The United States Senate Saturday approved the American Rescue Plan Act, a $1.9 trillion COVID-19 relief bill that includes $27.4 billion for rental housing assistance. The legislation passed by a 50-49 vote and now goes to the House of Representatives for approval on Tuesday before advancing to President Joe Biden’s desk. The rental housing assistance includes $21.55 billion for emergency rental assistance, $5 billion in emergency housing vouchers, $750 million for tribal housing needs and $100 million for rural housing.

Thursday, March 4, 2021

The Federal Housing Finance Agency (FHFA) today announced that Fannie Mae and Freddie Mac will offer COVID-19 forbearance to qualifying multifamily property owners through June 30. The forbearance was scheduled to end March 31 and is subject to the continued tenant protections FHFA imposed during the pandemic. Property owners with Fannie- or Freddie-backed multifamily mortgages can enter a new or modified forbearance if they experience a financial hardship due to the COVID-19 emergency.

Tuesday, March 2, 2021

Nearly 60% of residents in low-income housing tax credit (LIHTC) properties earn at or below 30% of the area median income (AMI), according to data released today by the U.S. Department of Housing and Urban Development (HUD). HUD released tenant-level data on people who live in LIHTC properties, including race, ethnicity, family composition, age and other factors. Starting this year, HUD released a document with background on the data and a brief explanation of the tables, along with Excel files with summary tables, replacing the annual “Understanding Whom the LIHTC Serves: Data on Tenants in LIHTC Units” reports.

Monday, March 1, 2021

The U.S. Department of Housing and Urban Development (HUD) will publish a notice in Tuesday’s Federal Register seeking comment on a new collection of information concerning the Rental Assistance Demonstration (RAD) program’s choice mobility and long-term affordability.

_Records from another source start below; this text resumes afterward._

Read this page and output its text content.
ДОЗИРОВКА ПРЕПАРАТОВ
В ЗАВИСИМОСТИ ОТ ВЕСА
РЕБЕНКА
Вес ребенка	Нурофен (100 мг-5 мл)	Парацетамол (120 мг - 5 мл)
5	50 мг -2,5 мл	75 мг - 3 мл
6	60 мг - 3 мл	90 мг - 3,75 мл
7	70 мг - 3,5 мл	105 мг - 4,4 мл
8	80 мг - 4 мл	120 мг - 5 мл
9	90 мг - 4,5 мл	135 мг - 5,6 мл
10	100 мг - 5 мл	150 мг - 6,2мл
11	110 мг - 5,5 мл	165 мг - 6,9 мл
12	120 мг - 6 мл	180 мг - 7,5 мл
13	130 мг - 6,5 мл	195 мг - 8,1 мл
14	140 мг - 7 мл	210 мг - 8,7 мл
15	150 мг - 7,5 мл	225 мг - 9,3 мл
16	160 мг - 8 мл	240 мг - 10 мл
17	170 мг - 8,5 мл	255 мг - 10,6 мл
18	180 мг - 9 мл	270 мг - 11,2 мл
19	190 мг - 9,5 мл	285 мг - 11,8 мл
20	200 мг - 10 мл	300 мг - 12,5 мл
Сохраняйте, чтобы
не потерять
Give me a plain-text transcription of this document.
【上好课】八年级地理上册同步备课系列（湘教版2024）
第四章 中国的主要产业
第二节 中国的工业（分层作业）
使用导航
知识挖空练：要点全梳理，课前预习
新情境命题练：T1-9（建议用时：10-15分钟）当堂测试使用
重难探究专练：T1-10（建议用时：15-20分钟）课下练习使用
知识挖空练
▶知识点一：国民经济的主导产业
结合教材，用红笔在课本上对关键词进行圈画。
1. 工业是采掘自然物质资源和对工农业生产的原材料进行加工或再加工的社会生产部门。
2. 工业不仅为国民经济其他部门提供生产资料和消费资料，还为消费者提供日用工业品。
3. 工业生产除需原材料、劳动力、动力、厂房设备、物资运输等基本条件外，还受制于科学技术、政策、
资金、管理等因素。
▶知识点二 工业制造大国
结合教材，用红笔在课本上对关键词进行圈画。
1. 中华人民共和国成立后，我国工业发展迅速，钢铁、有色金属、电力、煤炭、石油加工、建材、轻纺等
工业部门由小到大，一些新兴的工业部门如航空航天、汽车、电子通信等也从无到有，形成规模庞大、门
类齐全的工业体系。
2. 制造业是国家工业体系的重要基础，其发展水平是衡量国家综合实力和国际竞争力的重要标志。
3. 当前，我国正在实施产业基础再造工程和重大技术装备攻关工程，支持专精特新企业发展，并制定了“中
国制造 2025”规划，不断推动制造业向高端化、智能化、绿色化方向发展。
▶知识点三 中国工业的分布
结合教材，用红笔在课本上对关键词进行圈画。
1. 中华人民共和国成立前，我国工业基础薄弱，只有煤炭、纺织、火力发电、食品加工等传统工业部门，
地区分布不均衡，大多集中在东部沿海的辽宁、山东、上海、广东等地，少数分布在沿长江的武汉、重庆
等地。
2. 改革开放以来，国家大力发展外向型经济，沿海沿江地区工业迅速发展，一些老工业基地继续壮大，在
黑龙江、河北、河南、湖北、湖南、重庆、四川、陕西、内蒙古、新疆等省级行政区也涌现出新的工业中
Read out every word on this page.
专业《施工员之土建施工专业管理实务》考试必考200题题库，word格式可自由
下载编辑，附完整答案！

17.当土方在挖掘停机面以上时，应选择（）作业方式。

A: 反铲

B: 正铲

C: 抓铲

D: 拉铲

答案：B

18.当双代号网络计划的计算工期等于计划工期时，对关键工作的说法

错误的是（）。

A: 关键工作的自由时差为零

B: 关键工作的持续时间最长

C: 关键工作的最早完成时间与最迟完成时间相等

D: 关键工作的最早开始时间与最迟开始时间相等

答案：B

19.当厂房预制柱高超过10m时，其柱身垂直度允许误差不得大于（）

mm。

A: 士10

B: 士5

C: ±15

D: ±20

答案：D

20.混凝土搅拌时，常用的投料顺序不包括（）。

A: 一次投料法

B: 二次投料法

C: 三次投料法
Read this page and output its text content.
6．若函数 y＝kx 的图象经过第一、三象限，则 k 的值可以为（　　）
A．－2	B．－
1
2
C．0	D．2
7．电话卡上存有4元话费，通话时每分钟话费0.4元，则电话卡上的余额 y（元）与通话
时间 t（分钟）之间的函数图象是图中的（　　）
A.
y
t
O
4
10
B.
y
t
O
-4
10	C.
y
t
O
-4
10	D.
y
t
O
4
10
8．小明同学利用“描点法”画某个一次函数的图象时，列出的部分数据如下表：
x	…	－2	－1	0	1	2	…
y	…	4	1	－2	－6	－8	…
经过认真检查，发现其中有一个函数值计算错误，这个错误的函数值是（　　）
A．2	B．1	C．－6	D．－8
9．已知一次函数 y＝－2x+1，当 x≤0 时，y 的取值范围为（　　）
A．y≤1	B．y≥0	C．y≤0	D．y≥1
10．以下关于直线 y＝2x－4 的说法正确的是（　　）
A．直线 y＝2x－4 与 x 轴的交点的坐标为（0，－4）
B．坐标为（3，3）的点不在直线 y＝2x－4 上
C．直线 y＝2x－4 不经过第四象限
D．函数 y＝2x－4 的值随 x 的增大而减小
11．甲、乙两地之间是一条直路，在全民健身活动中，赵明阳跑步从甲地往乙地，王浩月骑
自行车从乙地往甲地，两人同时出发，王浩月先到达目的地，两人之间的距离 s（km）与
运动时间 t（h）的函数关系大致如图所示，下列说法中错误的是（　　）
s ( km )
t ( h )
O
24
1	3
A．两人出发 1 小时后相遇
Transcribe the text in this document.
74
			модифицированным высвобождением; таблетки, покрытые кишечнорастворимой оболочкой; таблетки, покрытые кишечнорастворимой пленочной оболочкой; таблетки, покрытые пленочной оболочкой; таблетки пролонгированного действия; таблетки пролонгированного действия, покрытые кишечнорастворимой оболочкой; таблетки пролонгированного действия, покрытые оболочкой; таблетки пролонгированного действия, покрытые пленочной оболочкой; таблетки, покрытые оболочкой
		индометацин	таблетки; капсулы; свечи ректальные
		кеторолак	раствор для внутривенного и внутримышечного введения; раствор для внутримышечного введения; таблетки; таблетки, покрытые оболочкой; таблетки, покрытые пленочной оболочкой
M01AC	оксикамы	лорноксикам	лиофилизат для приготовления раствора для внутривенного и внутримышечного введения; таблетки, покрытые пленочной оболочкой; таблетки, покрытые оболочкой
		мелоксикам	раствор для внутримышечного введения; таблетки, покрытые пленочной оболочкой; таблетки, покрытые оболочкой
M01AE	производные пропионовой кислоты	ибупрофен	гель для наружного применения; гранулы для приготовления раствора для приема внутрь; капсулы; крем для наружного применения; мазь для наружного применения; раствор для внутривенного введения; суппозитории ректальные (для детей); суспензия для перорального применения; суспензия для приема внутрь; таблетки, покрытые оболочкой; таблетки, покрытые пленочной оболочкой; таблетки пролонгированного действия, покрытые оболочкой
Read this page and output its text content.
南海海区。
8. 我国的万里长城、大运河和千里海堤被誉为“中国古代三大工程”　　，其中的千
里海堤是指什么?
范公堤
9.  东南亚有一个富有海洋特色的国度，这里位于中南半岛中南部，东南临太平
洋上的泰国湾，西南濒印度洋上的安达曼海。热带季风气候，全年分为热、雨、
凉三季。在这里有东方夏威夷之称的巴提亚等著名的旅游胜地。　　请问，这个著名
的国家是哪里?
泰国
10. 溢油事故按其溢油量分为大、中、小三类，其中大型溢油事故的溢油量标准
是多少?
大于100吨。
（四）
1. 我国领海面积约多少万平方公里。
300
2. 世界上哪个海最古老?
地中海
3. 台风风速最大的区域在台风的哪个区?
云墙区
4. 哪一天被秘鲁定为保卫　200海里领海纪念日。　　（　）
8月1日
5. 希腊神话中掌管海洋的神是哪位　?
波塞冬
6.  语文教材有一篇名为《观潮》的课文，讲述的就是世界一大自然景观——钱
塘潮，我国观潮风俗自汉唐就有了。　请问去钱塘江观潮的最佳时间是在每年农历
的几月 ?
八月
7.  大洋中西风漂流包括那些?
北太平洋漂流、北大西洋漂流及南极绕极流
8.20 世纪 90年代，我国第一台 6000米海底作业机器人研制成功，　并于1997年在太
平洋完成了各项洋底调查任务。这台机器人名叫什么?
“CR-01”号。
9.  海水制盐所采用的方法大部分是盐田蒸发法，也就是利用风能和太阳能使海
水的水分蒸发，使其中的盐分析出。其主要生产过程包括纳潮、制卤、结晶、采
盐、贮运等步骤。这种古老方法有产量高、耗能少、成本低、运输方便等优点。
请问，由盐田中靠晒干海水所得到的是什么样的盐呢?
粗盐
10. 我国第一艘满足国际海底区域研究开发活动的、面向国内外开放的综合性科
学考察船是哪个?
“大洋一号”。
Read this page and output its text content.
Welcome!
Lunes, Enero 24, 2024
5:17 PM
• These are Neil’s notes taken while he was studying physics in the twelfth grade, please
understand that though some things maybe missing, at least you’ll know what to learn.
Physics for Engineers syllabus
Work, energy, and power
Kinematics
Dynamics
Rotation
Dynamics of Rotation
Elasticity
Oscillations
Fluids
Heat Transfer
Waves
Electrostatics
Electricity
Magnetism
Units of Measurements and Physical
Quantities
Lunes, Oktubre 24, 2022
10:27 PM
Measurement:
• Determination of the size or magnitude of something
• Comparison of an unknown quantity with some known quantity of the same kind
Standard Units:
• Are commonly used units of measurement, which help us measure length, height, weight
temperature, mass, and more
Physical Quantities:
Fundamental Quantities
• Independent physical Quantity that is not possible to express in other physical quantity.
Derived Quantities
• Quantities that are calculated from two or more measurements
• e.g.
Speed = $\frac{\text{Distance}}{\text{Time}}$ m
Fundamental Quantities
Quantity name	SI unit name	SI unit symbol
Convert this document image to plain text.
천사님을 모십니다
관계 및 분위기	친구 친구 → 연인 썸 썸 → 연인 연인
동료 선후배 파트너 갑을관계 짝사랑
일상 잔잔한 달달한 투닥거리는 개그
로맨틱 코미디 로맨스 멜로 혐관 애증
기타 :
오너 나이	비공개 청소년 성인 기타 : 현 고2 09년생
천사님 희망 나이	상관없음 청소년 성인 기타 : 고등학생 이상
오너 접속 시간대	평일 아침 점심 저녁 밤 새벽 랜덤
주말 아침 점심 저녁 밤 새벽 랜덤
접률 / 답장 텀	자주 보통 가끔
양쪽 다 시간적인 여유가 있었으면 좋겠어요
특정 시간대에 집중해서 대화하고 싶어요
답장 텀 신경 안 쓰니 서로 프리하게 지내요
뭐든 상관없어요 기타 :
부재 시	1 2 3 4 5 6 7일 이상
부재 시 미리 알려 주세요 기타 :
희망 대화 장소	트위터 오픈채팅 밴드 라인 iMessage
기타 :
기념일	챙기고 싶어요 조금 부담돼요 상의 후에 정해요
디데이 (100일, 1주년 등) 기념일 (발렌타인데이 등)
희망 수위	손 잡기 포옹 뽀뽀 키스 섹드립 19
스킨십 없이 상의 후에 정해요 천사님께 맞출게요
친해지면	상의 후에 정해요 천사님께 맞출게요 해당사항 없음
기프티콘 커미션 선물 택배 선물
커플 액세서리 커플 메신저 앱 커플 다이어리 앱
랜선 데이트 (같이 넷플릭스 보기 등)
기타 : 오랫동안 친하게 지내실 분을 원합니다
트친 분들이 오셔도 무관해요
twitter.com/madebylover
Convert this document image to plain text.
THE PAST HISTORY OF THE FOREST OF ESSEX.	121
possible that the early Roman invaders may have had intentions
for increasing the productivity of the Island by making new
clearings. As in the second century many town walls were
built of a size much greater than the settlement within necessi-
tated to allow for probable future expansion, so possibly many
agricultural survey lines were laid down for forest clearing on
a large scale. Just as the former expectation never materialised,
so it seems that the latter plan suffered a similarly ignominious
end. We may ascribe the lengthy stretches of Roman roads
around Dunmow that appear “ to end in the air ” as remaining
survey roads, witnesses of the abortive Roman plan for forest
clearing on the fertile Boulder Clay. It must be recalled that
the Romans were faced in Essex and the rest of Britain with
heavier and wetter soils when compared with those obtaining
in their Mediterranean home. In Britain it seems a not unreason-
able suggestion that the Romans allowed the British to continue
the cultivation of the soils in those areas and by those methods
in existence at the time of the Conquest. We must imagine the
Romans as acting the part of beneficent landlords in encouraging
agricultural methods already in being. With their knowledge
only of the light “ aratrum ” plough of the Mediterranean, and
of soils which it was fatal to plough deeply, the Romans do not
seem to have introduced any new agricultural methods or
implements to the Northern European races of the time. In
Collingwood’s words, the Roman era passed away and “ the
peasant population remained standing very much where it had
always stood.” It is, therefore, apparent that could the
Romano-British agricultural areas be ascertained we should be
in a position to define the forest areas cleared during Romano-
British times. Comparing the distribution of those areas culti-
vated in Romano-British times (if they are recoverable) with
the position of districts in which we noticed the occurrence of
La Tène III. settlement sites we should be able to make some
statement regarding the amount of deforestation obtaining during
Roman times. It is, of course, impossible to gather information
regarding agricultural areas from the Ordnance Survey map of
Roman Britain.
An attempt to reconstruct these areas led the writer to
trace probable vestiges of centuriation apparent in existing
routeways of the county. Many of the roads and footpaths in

HUD proposes the collection of information to continue evaluation of RAD.

Monday, March 1, 2021

The Federal Housing Finance Agency (FHFA) today announced the authorization of more than $1 billion in affordable housing allocations to Fannie Mae and Freddie Mac, the largest disbursement in history. Of the provided funds to Fannie and Freddie, the U.S. Department of Housing and Urban Development’s (HUD’s) Housing Trust Fund (HTF) will receive $711 million and the Department of the Treasury’s Capital Magnet Fund (CMF) will receive $383 million.

Friday, February 26, 2021

The U.S. Department of Housing and Urban Development (HUD) today announced more than $652 million in Indian Housing Block Grant (IHBG) formula funding for eligible Native American Tribes and Tribally Designated Housing Entities for affordable housing activities in tribal communities.

Monday, February 22, 2021

The U.S. Department of the Treasury today provided a revised frequently asked questions (FAQs) document to act as guidance for Emergency Rental Assistance (ERA) program requirements. Among the revisions in the FAQs, Treasury is allowing self-attestation to document most eligibility requirements for applicants.